Understanding an auto accident lawsuit: A beginner’s guide to all the varying types (part 2)

August 18th, 2017

In our last post, we briefly covered some aspects of vehicle-on-vehicle cases but lawsuits aren’t limited to them alone. There are other varieties which we will be outlining for you in today’s article. While this is by no means a comprehensive guide that you can solely rely on when filing an auto accident lawsuit, this guideline will give you essential information that you can iron out in detail with a legal specialist at US Rehab & Health Service.

Auto-Pedestrian Accident

This involves a collision between a vehicle and a pedestrian which results in bodily harm to the latter. There are three common situations of an auto-pedestrian accident. In the first, the incident occurs at a location where there are traffic signals and may or may not have pedestrian signals and crossings. The second involves an intersection where there are no traffic signals but there is a pedestrian signal or crossing. The last one is a location where there are no traffic signals or pedestrian signals and crossings. The defense will vary according to the situation.

Auto-Truck Accident

Similar to auto-auto accidents, an auto-truck accident involves a collision between a passenger vehicle and a commercial truck, but with its own special circumstances and considerations. For example, the truck will likely have a commercial driving license and will be perceived as being an experienced driver. However, commercial drivers are to follow certain mandates such as not drinking while on duty and performing maintenance checks (as well as keeping a log of all repairs), which can be referred to in the hearing.

Product Liability

In product liability cases, the plaintiff makes the argument that the vehicle had some defect that resulted in the accident. There are two types of defect cases, which have been outlined below:

1. Design Defect

In a design defect, the case would be for a design in the the automobile or one of its components that has caused an accident and can potentially cause more.

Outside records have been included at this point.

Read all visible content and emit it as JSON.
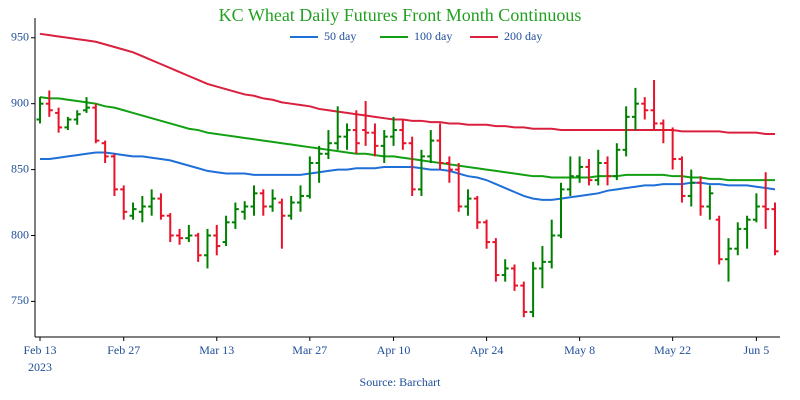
{
  "chart_data": {
    "type": "ohlc",
    "title": "KC Wheat Daily Futures Front Month Continuous",
    "source": "Source: Barchart",
    "x_year_label": "2023",
    "x": [
      "2023-02-13",
      "2023-02-14",
      "2023-02-15",
      "2023-02-16",
      "2023-02-17",
      "2023-02-21",
      "2023-02-22",
      "2023-02-23",
      "2023-02-24",
      "2023-02-27",
      "2023-02-28",
      "2023-03-01",
      "2023-03-02",
      "2023-03-03",
      "2023-03-06",
      "2023-03-07",
      "2023-03-08",
      "2023-03-09",
      "2023-03-10",
      "2023-03-13",
      "2023-03-14",
      "2023-03-15",
      "2023-03-16",
      "2023-03-17",
      "2023-03-20",
      "2023-03-21",
      "2023-03-22",
      "2023-03-23",
      "2023-03-24",
      "2023-03-27",
      "2023-03-28",
      "2023-03-29",
      "2023-03-30",
      "2023-03-31",
      "2023-04-03",
      "2023-04-04",
      "2023-04-05",
      "2023-04-06",
      "2023-04-10",
      "2023-04-11",
      "2023-04-12",
      "2023-04-13",
      "2023-04-14",
      "2023-04-17",
      "2023-04-18",
      "2023-04-19",
      "2023-04-20",
      "2023-04-21",
      "2023-04-24",
      "2023-04-25",
      "2023-04-26",
      "2023-04-27",
      "2023-04-28",
      "2023-05-01",
      "2023-05-02",
      "2023-05-03",
      "2023-05-04",
      "2023-05-05",
      "2023-05-08",
      "2023-05-09",
      "2023-05-10",
      "2023-05-11",
      "2023-05-12",
      "2023-05-15",
      "2023-05-16",
      "2023-05-17",
      "2023-05-18",
      "2023-05-19",
      "2023-05-22",
      "2023-05-23",
      "2023-05-24",
      "2023-05-25",
      "2023-05-26",
      "2023-05-30",
      "2023-05-31",
      "2023-06-01",
      "2023-06-02",
      "2023-06-05",
      "2023-06-06",
      "2023-06-07"
    ],
    "open": [
      888,
      900,
      893,
      882,
      888,
      895,
      897,
      870,
      860,
      835,
      815,
      818,
      822,
      828,
      815,
      800,
      798,
      800,
      785,
      800,
      795,
      810,
      818,
      822,
      832,
      822,
      825,
      815,
      825,
      830,
      855,
      862,
      870,
      875,
      880,
      880,
      878,
      868,
      875,
      880,
      870,
      835,
      860,
      872,
      855,
      850,
      822,
      828,
      810,
      795,
      770,
      775,
      762,
      742,
      775,
      780,
      800,
      835,
      845,
      852,
      842,
      855,
      845,
      865,
      890,
      900,
      895,
      885,
      880,
      858,
      830,
      840,
      822,
      812,
      782,
      790,
      805,
      812,
      822,
      820
    ],
    "high": [
      905,
      910,
      897,
      890,
      895,
      905,
      900,
      872,
      862,
      838,
      825,
      830,
      835,
      832,
      817,
      805,
      808,
      802,
      805,
      808,
      815,
      825,
      826,
      838,
      835,
      835,
      828,
      830,
      838,
      860,
      868,
      880,
      898,
      885,
      895,
      902,
      885,
      880,
      890,
      888,
      875,
      865,
      880,
      885,
      860,
      855,
      835,
      830,
      812,
      798,
      782,
      778,
      765,
      780,
      792,
      812,
      840,
      860,
      860,
      858,
      865,
      860,
      870,
      898,
      912,
      905,
      918,
      888,
      882,
      860,
      850,
      845,
      838,
      815,
      798,
      810,
      815,
      832,
      848,
      825
    ],
    "low": [
      885,
      890,
      878,
      880,
      884,
      893,
      870,
      855,
      830,
      812,
      812,
      810,
      815,
      812,
      795,
      793,
      795,
      780,
      775,
      785,
      792,
      805,
      812,
      815,
      815,
      818,
      790,
      812,
      818,
      828,
      840,
      858,
      865,
      865,
      862,
      868,
      860,
      855,
      868,
      865,
      830,
      830,
      855,
      850,
      840,
      818,
      815,
      805,
      790,
      765,
      765,
      758,
      738,
      738,
      760,
      775,
      798,
      830,
      840,
      838,
      838,
      838,
      842,
      860,
      880,
      888,
      880,
      870,
      850,
      825,
      822,
      815,
      812,
      778,
      765,
      785,
      790,
      810,
      805,
      785
    ],
    "close": [
      900,
      895,
      882,
      888,
      892,
      897,
      872,
      860,
      835,
      818,
      820,
      822,
      828,
      815,
      800,
      798,
      800,
      785,
      800,
      792,
      810,
      820,
      822,
      832,
      822,
      828,
      815,
      825,
      830,
      855,
      862,
      870,
      875,
      880,
      870,
      878,
      868,
      875,
      880,
      870,
      835,
      860,
      872,
      855,
      850,
      822,
      828,
      810,
      795,
      770,
      775,
      762,
      742,
      775,
      780,
      800,
      835,
      845,
      852,
      842,
      855,
      845,
      865,
      890,
      900,
      895,
      885,
      880,
      858,
      830,
      840,
      822,
      832,
      782,
      790,
      805,
      812,
      822,
      820,
      788
    ],
    "up_color": "#008000",
    "down_color": "#e8132b",
    "series": [
      {
        "name": "50 day",
        "color": "#1f6fd8",
        "values": [
          858,
          858,
          859,
          860,
          861,
          862,
          863,
          863,
          862,
          861,
          860,
          860,
          859,
          858,
          857,
          855,
          853,
          851,
          849,
          848,
          847,
          847,
          847,
          846,
          846,
          846,
          846,
          846,
          846,
          847,
          848,
          849,
          850,
          850,
          851,
          851,
          851,
          852,
          852,
          852,
          852,
          851,
          850,
          850,
          849,
          847,
          845,
          844,
          842,
          839,
          836,
          833,
          830,
          828,
          827,
          827,
          828,
          829,
          830,
          831,
          832,
          834,
          835,
          836,
          837,
          838,
          838,
          839,
          839,
          839,
          840,
          840,
          839,
          839,
          838,
          838,
          838,
          837,
          836,
          835
        ]
      },
      {
        "name": "100 day",
        "color": "#12a012",
        "values": [
          905,
          904,
          904,
          903,
          902,
          901,
          900,
          898,
          897,
          895,
          893,
          891,
          889,
          887,
          885,
          883,
          881,
          880,
          878,
          877,
          876,
          875,
          874,
          873,
          872,
          871,
          870,
          869,
          868,
          867,
          866,
          865,
          864,
          863,
          862,
          862,
          861,
          860,
          860,
          859,
          858,
          857,
          856,
          855,
          854,
          853,
          852,
          851,
          850,
          849,
          848,
          847,
          846,
          845,
          845,
          844,
          844,
          844,
          844,
          844,
          845,
          845,
          845,
          846,
          846,
          846,
          846,
          846,
          845,
          845,
          844,
          844,
          843,
          843,
          842,
          842,
          842,
          842,
          842,
          842
        ]
      },
      {
        "name": "200 day",
        "color": "#d9203f",
        "values": [
          953,
          952,
          951,
          950,
          949,
          948,
          947,
          945,
          943,
          941,
          939,
          936,
          933,
          930,
          927,
          924,
          921,
          918,
          915,
          913,
          911,
          909,
          907,
          906,
          904,
          903,
          901,
          900,
          899,
          898,
          896,
          895,
          894,
          893,
          892,
          891,
          890,
          889,
          888,
          888,
          887,
          887,
          886,
          886,
          885,
          885,
          884,
          884,
          884,
          883,
          883,
          882,
          882,
          881,
          881,
          881,
          880,
          880,
          880,
          880,
          880,
          880,
          880,
          880,
          880,
          880,
          880,
          880,
          880,
          879,
          879,
          879,
          879,
          879,
          878,
          878,
          878,
          878,
          877,
          877
        ]
      }
    ],
    "ylim": [
      723,
      965
    ],
    "yticks": [
      750,
      800,
      850,
      900,
      950
    ],
    "xticks": [
      {
        "value": "2023-02-13",
        "label": "Feb 13"
      },
      {
        "value": "2023-02-27",
        "label": "Feb 27"
      },
      {
        "value": "2023-03-13",
        "label": "Mar 13"
      },
      {
        "value": "2023-03-27",
        "label": "Mar 27"
      },
      {
        "value": "2023-04-10",
        "label": "Apr 10"
      },
      {
        "value": "2023-04-24",
        "label": "Apr 24"
      },
      {
        "value": "2023-05-08",
        "label": "May 8"
      },
      {
        "value": "2023-05-22",
        "label": "May 22"
      },
      {
        "value": "2023-06-05",
        "label": "Jun 5"
      }
    ]
  }
}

An argument like this usually refers to the design as an inherent threat to the safety of the general public, and holds the company that issued the automobile with this defect as the responsible party.

2. Manufacturing Defect

A manufacturing defect on the other hand refers to a defect found in the make of a batch or individual models of the automobile that was involved in the accident. This can mean that a component was missing or the vehicle had been improperly assembled during the manufacturing process. In such a case, the defendant will be the car manufacturer/assembling company.